In its long-awaited shoot-down test, the MDA’s Airborne Laser (ABL) took off from Edwards Air Force Base, Calif., and engaged a short-range, liquid-fueled ballistic missile target that was launched from a mobile sea-based platform. According to a Feb. 11 MDA press release, the ABL acquired the target within seconds using its tracking laser, fired a second targeting laser that measured and adjusted for atmospheric distortion, and then fired its high-power chemical laser, which took out the missile.
The entire engagement took less than two minutes, and the target was destroyed while its rocket motors were still thrusting, the MDA said.
Within the same hour, the ABL also detected, tracked and fired on a solid-fueled sounding rocket launched from San Nicolas Island, Calif. The high-power laser hit its target, but an anomaly caused the system to shut itself down before the target was destroyed, Mike Rinn, Boeing’s ABL vice president and program manger, said in a Feb. 12 interview.

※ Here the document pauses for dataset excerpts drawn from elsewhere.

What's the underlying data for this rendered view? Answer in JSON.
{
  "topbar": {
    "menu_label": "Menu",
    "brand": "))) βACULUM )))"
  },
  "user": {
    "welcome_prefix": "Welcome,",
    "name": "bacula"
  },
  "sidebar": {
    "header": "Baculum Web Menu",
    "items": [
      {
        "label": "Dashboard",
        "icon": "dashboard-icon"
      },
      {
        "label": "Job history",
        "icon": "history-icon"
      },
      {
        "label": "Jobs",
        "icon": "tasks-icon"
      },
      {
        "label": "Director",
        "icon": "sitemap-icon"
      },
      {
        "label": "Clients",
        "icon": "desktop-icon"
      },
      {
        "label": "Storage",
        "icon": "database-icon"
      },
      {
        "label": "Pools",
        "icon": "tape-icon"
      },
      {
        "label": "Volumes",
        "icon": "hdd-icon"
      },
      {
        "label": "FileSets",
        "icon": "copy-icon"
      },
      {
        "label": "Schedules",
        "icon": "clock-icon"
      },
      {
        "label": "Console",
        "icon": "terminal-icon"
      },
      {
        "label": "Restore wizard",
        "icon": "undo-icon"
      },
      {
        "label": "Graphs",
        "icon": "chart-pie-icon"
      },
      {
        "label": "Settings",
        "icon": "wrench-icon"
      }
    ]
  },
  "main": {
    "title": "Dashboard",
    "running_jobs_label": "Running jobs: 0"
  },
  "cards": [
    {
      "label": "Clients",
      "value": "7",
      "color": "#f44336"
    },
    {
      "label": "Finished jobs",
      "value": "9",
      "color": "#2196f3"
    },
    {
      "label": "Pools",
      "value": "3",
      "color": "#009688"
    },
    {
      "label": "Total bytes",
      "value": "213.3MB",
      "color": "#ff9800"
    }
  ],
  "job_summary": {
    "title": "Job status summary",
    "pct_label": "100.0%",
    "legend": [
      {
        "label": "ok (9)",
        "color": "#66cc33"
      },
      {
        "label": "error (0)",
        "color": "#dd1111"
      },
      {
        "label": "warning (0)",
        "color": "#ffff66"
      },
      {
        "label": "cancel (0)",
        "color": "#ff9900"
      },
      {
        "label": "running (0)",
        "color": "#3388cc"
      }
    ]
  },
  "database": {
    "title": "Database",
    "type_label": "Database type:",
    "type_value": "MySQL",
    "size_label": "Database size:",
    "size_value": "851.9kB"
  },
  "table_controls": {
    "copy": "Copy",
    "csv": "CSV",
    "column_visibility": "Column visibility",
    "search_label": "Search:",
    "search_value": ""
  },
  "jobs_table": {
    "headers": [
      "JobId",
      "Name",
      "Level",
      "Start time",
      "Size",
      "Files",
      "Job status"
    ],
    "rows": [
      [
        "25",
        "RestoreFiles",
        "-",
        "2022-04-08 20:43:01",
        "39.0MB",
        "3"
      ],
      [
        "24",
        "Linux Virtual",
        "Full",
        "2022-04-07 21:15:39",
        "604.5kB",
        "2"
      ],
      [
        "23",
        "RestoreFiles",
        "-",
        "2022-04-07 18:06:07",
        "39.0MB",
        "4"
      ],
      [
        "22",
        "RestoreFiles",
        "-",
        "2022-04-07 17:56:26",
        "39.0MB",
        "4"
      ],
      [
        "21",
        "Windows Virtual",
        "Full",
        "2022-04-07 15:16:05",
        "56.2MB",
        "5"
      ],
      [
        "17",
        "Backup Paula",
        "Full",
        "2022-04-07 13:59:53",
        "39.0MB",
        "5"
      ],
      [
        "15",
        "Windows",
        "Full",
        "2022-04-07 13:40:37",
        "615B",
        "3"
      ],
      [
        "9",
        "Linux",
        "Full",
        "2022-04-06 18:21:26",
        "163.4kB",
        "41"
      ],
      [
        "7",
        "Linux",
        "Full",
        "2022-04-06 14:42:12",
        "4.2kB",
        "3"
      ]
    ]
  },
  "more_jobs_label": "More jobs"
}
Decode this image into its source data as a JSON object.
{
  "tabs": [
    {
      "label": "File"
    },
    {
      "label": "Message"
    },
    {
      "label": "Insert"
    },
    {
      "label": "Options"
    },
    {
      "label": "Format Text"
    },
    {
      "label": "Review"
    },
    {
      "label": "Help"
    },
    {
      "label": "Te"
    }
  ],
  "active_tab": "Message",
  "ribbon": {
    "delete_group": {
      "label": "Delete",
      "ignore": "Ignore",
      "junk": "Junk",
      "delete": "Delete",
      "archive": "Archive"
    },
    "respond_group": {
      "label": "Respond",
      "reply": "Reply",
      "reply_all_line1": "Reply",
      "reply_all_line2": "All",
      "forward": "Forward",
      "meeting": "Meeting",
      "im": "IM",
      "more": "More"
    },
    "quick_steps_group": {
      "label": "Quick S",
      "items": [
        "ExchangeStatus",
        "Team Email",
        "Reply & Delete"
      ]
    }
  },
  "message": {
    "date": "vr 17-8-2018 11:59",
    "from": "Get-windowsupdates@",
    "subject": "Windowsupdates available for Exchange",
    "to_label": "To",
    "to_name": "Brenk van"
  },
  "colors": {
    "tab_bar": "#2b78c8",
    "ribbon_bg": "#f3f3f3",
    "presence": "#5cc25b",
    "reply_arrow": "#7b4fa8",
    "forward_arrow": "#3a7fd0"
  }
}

The system returned to ready status during the flight, but a second attempt to shoot down the target was not made. Echoing remarks by MDA’s director, Army Lt. Gen. Patrick O’Reilly, shortly after the flight test, Rinn said the result was akin to scoring the game-winning touchdown in the Super Bowl but then missing the extra point.

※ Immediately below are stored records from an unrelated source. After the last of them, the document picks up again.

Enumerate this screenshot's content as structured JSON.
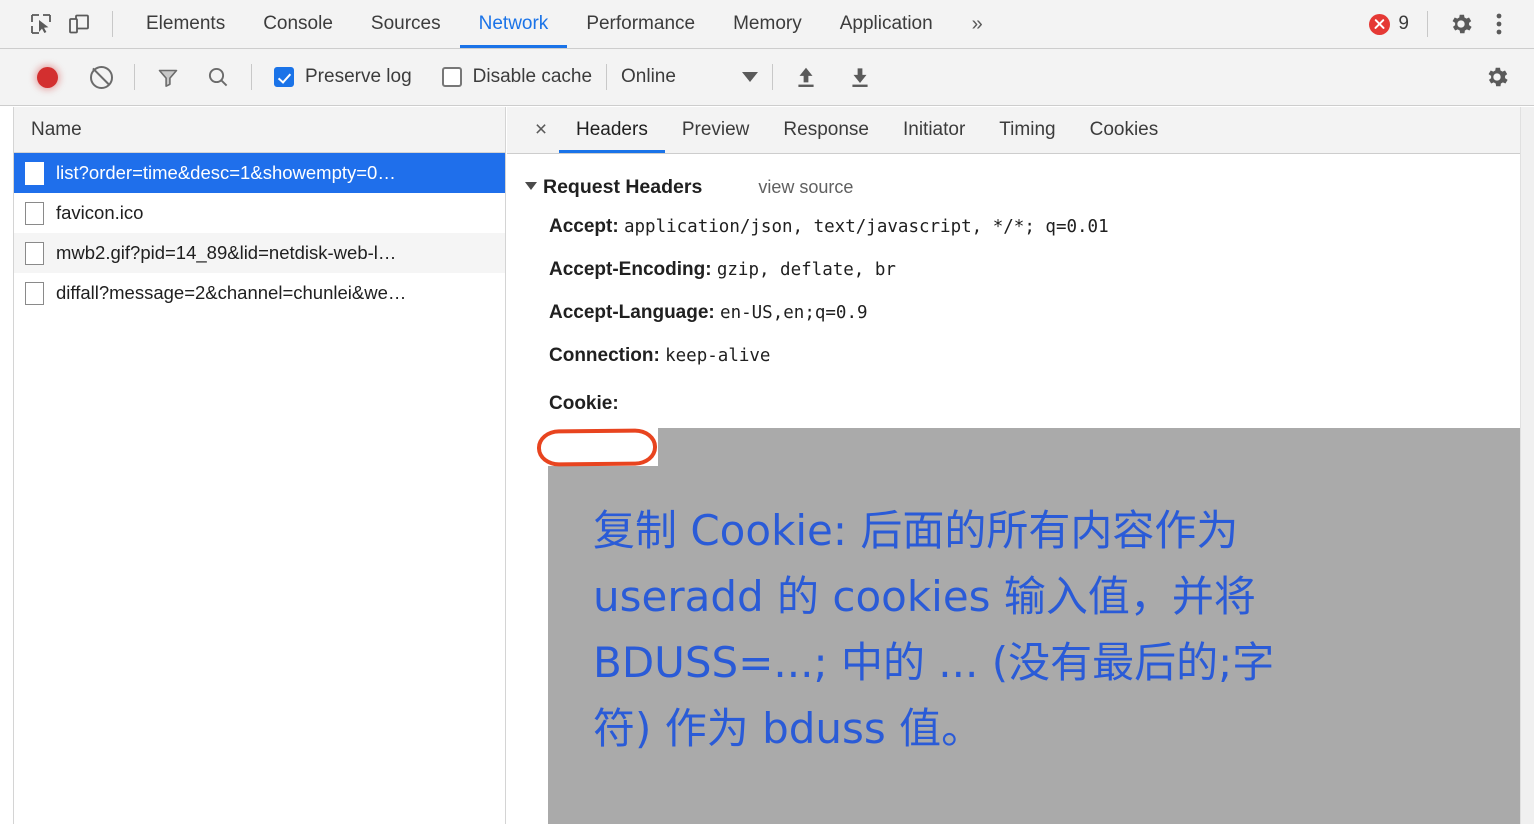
{
  "devtools": {
    "inspect_icon": "inspect-cursor-icon",
    "device_toolbar_icon": "device-toolbar-icon",
    "main_tabs": [
      {
        "label": "Elements",
        "selected": false
      },
      {
        "label": "Console",
        "selected": false
      },
      {
        "label": "Sources",
        "selected": false
      },
      {
        "label": "Network",
        "selected": true
      },
      {
        "label": "Performance",
        "selected": false
      },
      {
        "label": "Memory",
        "selected": false
      },
      {
        "label": "Application",
        "selected": false
      }
    ],
    "more_tabs_label": "»",
    "error_count": "9",
    "settings_icon": "gear-icon",
    "menu_icon": "kebab-menu-icon"
  },
  "network_toolbar": {
    "record_icon": "record-button-icon",
    "clear_icon": "clear-icon",
    "filter_icon": "filter-funnel-icon",
    "search_icon": "search-icon",
    "preserve_log_label": "Preserve log",
    "preserve_log_checked": true,
    "disable_cache_label": "Disable cache",
    "disable_cache_checked": false,
    "throttle_value": "Online",
    "import_icon": "import-har-icon",
    "export_icon": "export-har-icon",
    "settings_icon": "gear-icon"
  },
  "requests": {
    "column_header": "Name",
    "rows": [
      {
        "name": "list?order=time&desc=1&showempty=0…",
        "selected": true
      },
      {
        "name": "favicon.ico",
        "selected": false
      },
      {
        "name": "mwb2.gif?pid=14_89&lid=netdisk-web-l…",
        "selected": false
      },
      {
        "name": "diffall?message=2&channel=chunlei&we…",
        "selected": false
      }
    ]
  },
  "detail": {
    "close_label": "×",
    "tabs": [
      {
        "label": "Headers",
        "selected": true
      },
      {
        "label": "Preview",
        "selected": false
      },
      {
        "label": "Response",
        "selected": false
      },
      {
        "label": "Initiator",
        "selected": false
      },
      {
        "label": "Timing",
        "selected": false
      },
      {
        "label": "Cookies",
        "selected": false
      }
    ],
    "section_title": "Request Headers",
    "view_source_label": "view source",
    "headers": [
      {
        "key": "Accept:",
        "value": "application/json, text/javascript, */*; q=0.01"
      },
      {
        "key": "Accept-Encoding:",
        "value": "gzip, deflate, br"
      },
      {
        "key": "Accept-Language:",
        "value": "en-US,en;q=0.9"
      },
      {
        "key": "Connection:",
        "value": "keep-alive"
      }
    ],
    "cookie_header_key": "Cookie:"
  },
  "annotation": {
    "lines": [
      "复制 Cookie: 后面的所有内容作为",
      "useradd 的 cookies 输入值，并将",
      "BDUSS=...; 中的 ... (没有最后的;字",
      "符) 作为 bduss 值。"
    ],
    "text_color": "#2a5bd7",
    "highlight_color": "#e8441f",
    "redaction_color": "#aaaaaa"
  }
}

“We took a challenge to come back around after that first missile and shoot another solid test rocket down,” Rinn said. “We ran through our test objectives but we did not finish. We did not destroy that one.
“We couldn’t be prouder. … We pulled together some extremely difficult technologies, brought it out, matured it and got it in the air and then we killed two missiles in seven days.”

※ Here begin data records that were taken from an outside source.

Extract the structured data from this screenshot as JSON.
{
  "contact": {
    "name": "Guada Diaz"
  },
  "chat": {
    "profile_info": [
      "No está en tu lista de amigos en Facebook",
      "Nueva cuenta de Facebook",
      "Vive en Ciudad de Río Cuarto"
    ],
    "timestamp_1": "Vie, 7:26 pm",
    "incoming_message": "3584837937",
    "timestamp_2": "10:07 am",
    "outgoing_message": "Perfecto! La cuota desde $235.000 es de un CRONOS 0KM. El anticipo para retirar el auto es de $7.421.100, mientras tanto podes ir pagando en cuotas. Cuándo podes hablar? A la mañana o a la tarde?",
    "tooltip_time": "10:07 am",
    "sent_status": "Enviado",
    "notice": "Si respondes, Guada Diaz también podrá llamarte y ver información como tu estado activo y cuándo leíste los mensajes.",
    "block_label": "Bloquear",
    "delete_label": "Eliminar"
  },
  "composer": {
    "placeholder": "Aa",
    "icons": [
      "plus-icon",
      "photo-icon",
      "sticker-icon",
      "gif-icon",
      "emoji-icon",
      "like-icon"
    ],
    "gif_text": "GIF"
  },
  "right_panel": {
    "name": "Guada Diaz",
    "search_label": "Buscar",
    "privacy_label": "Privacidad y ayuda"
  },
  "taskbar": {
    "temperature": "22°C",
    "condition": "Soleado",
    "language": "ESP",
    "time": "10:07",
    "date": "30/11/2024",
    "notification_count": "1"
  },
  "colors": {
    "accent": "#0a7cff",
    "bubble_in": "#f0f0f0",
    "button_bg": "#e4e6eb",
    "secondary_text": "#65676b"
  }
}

The multiple shoot-down test followed a Feb. 3 test — previously unannounced by the MDA — in which the ABL destroyed a sounding rocket similar to the one it failed to down Feb. 11, the release said.
MDA spokesman Rick Lehner said that, unlike the liquid-fueled missile that was destroyed Feb. 11, the sounding rocket targets were not representative of the threats the ABL is designed to address.
Boeing Defense, Space & Security of St. Louis is the prime contractor for the ABL program. The high-power chemical laser was developed by Northrop Grumman Aerospace Systems of Redondo Beach, Calif., and the beam control/fire control system was developed by Lockheed Martin Space Systems of Sunnyvale, Calif.
“The [ABL] team made history with this experiment,” Greg Hyslop, Boeing’s vice president and general manager for missile defense, said in a Feb. 12 statement. “Through its hard work and technical ingenuity, the government-industry team has produced a breakthrough with incredible potential. We look forward to conducting additional research and development to explore what this unique directed energy system can do.”
The MDA at one time had plans to field operational versions of the ABL for boost-phase missile defense, but the administration of U.S. President Barack Obama has scaled back the program. Plans now call for using the experimental ABL platform as a test bed for research on directed energy weapons. Depending on available funding, the aircraft may conduct up to two more flight tests this year, MDA Executive Director David Altwegg said Feb. 1. However, Lehner said Feb. 12 that no additional flight tests are currently scheduled. Following the flight test program, management of the ABL will be transferred from MDA to the Office of the Pentagon’s Director of Defense Research and Engineering and the High Energy Laser Joint Technology Office, MDA budget documents show. The ABL has a $182.3 million budget for this year, but the MDA did not request any money for the program in 2011.
The MDA did, however, request $98.7 million for a new funding account called directed energy research. Near-term efforts will include development of a new Diode Pumped Alkaline-gas Laser System, and a focus on scaling lasers for testing and use on “operationally viable and logistically supportable platforms,” the budget documents said.